Very little has really happened, and the reason might be proprietary architectures. If it is, Marc Fleury has the solution.
Open Remote is software for the home automation piece of the puzzle. As Fleury explained in a recent blog post, "We intend to be hardware agnostic." (The picture is from OpenRemote.org and titled The Black Box.)
Which may be the problem. Apple is notorious for proprietary tweaks. As a result "the market is big and fragmented," Fleury writes, with "no standard to draft on."
Is Open Remote that standard? By taking a completely community-based, open source approach to the problem, it could become that. And then the business models fall out like tumbling dice.
My own view is that Fleury should be thinking bigger, and perhaps he is.
Once you have a standard which runs your home remotely, why can't you track what's in your home, so you don't lose track of your keys and know what's in the fridge?

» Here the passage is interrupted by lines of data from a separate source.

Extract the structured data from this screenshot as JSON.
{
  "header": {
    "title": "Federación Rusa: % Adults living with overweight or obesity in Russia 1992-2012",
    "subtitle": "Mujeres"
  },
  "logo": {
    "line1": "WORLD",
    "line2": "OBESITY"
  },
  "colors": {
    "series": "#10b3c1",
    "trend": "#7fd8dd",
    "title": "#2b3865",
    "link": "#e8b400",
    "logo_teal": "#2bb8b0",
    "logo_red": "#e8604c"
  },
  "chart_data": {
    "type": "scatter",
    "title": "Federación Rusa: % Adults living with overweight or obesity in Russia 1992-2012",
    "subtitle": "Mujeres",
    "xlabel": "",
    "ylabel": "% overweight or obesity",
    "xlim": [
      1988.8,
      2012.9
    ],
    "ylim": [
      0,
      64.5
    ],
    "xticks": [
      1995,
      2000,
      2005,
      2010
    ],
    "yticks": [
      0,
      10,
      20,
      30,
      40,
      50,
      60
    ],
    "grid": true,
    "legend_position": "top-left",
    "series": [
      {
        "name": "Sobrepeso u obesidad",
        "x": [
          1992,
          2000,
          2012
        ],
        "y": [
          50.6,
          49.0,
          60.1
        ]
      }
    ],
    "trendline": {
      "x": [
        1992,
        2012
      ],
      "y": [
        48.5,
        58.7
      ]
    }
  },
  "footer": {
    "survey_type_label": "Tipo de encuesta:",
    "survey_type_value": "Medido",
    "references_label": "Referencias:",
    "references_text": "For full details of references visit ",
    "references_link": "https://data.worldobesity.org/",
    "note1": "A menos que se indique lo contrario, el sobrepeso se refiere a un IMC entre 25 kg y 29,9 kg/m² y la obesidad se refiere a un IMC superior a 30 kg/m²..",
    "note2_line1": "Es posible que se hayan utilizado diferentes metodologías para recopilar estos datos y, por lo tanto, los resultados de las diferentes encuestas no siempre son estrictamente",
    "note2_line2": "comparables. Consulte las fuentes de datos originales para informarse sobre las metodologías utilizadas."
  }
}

Once you have a standard which runs your home remotely, what about all those heart monitors and glucose meters, those baby monitors and grandma trackers, now running as proprietary, one-off solutions?
There are some killer apps out there, applications which can use sensors, motes, and RFID connected by wireless networks to simple, Linux-based base stations. Linux because that's where the embedded market is going.
The company which can deliver a truly open platform to these nascent industries won't be the Apple of home automation. It will be the Microsoft of the new century.